It's not an Official re-election announcement, but an email from Governor Chet Culver's campaign committee landed in in-boxes this morning announcing a campaign swing via train through the western end of the state tomorrow.
The vehicle, of course, has been a Democratic icon since way before Joe Biden. Harry Truman rode the very same tracks in his upset 1948 win. One of his major speeches of that campaign was in Dexter, where he unveiled the new definition of the GOP acronym as "gluttons of privilege," which Tom Harkin loves to quote.
Culver isn't inviting such direct comparisons. He's stopping one town before and two stops after Dexter. But he is playing offense with this trip. All four stops are in counties he lost to Jim Nussle in 2006: Earlham (Madison County), Menlo (Guthrie), Atlantic (Cass), and Council Bluffs (Pottawatamie). The billed end-of-day event in Council Bluffs is a $10 a head county party event. (Presumably, fundraising god Mike Gronstal has a low-key heavy hitter event tucked in somewhere.)

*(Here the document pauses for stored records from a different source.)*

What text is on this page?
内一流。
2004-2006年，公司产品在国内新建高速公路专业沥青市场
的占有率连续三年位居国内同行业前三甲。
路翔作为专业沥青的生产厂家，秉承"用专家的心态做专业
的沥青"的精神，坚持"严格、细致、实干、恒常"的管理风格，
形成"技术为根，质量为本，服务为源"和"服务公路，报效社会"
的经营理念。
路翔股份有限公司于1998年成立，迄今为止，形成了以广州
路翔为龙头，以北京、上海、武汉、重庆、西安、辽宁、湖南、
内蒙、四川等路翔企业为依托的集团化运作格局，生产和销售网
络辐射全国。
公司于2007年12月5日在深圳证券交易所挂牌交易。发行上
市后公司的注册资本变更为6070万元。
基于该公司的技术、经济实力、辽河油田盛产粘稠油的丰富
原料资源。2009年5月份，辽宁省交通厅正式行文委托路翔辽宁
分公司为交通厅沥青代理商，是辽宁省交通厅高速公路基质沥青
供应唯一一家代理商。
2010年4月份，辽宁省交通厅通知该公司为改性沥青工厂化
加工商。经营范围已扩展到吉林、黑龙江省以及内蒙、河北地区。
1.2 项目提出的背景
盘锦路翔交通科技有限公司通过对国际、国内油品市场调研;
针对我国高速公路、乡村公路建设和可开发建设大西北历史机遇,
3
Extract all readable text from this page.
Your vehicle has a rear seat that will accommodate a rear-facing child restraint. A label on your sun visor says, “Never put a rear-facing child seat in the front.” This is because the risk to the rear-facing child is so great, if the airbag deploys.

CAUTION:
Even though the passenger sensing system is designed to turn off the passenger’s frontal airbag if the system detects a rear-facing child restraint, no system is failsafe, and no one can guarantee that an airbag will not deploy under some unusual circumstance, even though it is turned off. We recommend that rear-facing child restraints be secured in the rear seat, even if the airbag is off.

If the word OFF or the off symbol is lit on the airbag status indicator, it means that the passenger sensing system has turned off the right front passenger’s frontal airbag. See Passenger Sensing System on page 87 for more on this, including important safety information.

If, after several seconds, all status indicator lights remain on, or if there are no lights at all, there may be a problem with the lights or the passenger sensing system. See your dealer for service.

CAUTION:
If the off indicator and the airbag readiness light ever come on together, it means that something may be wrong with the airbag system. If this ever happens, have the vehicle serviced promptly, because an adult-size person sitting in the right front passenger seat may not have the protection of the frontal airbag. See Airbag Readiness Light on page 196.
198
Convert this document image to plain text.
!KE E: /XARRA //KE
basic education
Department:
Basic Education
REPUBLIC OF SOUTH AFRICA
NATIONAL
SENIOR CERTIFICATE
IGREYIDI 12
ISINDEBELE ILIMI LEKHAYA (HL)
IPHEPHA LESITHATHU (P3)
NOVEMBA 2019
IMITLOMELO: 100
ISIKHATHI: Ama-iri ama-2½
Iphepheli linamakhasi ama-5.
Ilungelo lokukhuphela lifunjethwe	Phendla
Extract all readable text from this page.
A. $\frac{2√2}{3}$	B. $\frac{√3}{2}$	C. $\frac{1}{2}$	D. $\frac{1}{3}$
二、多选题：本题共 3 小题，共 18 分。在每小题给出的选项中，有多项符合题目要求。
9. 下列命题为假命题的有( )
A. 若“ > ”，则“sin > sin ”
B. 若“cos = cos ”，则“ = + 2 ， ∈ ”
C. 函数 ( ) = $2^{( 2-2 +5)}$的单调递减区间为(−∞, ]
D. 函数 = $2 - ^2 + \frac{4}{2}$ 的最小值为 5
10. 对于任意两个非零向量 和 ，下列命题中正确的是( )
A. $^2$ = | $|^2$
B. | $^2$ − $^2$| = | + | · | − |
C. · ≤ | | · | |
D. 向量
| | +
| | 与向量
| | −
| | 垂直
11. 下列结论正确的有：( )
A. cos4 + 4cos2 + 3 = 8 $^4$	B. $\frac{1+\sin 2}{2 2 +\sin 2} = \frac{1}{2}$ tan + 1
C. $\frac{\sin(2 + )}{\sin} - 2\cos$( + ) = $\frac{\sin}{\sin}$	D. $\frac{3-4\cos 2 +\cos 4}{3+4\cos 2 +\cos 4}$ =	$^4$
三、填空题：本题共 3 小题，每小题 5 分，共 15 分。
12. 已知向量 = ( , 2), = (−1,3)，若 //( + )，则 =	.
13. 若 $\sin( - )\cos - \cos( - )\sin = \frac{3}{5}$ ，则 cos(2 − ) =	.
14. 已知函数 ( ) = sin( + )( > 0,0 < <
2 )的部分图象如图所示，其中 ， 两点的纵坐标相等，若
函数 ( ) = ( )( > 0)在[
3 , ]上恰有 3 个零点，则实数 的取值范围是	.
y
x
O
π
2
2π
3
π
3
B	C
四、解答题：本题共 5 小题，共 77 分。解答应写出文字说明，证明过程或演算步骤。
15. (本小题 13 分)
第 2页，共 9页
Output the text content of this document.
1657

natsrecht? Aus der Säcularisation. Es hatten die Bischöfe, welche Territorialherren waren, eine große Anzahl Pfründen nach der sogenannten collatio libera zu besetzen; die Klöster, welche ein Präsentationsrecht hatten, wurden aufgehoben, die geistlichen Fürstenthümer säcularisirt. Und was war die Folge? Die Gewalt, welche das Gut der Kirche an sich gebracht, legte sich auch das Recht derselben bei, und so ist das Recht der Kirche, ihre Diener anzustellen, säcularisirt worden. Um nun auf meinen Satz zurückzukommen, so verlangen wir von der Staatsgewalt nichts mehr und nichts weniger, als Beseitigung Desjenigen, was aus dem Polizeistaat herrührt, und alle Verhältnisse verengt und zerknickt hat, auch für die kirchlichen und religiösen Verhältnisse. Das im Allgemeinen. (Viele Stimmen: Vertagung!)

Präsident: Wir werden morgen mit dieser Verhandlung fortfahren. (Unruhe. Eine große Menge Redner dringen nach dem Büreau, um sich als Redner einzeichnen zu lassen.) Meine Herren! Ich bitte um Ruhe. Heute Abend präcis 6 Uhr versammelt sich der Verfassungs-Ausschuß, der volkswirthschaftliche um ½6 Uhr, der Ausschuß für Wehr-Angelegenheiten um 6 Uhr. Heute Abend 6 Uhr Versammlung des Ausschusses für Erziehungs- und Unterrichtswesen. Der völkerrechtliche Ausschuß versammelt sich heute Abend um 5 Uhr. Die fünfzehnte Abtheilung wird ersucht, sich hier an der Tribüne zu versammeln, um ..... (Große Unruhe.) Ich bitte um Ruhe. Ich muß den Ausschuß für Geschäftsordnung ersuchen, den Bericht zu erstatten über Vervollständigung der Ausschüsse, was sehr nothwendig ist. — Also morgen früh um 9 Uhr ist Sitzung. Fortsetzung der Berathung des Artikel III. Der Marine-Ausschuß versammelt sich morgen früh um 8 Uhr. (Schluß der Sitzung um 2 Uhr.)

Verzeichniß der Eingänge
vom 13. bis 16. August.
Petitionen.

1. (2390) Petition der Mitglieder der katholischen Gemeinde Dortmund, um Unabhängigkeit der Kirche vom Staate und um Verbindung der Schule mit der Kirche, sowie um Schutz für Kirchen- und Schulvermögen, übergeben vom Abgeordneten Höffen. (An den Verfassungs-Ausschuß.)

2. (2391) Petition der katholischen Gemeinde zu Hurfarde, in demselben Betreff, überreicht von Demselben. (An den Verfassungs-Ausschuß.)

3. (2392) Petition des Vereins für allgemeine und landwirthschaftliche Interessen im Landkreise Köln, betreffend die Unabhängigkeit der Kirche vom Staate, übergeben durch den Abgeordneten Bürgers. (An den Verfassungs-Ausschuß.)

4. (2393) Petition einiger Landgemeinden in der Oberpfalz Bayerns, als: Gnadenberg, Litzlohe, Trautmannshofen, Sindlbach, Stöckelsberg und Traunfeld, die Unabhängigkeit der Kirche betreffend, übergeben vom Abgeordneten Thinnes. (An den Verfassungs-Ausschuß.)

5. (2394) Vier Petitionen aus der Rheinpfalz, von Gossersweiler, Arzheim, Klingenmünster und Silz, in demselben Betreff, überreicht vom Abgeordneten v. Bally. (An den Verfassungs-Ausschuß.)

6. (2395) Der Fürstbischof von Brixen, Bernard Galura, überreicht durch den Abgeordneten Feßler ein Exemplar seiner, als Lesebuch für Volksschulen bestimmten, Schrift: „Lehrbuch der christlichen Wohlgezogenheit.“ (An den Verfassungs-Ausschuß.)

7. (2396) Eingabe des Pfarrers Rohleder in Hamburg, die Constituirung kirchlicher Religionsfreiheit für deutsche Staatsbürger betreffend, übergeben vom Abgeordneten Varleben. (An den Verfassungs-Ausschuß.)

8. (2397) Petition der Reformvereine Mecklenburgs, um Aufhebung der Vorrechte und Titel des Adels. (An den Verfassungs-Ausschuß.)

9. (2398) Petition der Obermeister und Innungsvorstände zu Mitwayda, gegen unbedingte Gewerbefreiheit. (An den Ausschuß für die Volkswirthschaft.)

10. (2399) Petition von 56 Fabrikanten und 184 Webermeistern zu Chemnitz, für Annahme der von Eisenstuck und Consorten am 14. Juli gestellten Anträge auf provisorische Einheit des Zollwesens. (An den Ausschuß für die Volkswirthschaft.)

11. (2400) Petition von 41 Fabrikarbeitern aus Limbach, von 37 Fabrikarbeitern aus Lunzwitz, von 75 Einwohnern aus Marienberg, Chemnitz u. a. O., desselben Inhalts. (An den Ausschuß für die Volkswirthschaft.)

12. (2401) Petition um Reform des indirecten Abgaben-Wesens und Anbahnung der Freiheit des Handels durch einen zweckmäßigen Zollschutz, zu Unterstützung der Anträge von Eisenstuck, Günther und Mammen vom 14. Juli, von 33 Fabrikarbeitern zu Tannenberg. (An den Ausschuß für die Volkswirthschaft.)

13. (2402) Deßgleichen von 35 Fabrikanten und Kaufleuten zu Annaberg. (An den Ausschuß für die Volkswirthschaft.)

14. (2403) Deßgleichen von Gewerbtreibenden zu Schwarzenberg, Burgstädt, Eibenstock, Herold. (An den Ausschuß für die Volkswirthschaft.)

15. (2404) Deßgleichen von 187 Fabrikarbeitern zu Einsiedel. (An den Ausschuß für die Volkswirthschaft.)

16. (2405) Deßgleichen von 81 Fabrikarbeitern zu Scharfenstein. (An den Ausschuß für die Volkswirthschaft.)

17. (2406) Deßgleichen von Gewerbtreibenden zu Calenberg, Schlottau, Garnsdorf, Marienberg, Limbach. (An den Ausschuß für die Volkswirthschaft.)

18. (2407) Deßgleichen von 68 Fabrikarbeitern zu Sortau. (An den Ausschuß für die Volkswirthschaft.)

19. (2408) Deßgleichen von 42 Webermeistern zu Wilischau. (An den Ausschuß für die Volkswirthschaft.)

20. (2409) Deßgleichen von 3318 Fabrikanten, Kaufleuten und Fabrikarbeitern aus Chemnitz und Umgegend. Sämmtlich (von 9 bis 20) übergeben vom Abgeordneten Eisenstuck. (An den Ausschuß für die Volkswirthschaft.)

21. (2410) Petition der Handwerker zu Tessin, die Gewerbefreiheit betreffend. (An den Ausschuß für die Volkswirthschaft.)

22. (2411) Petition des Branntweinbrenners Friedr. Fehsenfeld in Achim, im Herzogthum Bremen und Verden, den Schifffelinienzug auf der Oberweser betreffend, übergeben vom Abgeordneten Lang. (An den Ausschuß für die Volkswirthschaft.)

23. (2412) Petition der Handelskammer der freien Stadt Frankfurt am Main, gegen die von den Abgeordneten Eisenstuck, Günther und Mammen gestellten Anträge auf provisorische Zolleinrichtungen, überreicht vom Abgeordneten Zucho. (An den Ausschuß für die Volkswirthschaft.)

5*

Now, granted, Culver only lost Guthrie County by 23 votes. But the symbolic swing through the more Republican end of the state is interesting at a time when Culver's ratings are at mediocre levels. If anything, Culver's problem is a lukewarm base rather than Republican-leaning voters.
Perhaps the governor expects the upcoming Vander Plaats vs. Rants vs. whoever primary to become a presidential proxy war, and with potential contenders Mike Huckabee and Haley Barbour and
The national handicappers don't have Culver's race on the radar yet, and it's not likely it will be until the Republicans settle their nomination. After that, even if the 2010 legislative session fails on high-profile items like the labor bills, if the left is faced with the prospect of a Governor Vander Plaats, they'll come around. BVP won't win a county east of I-35.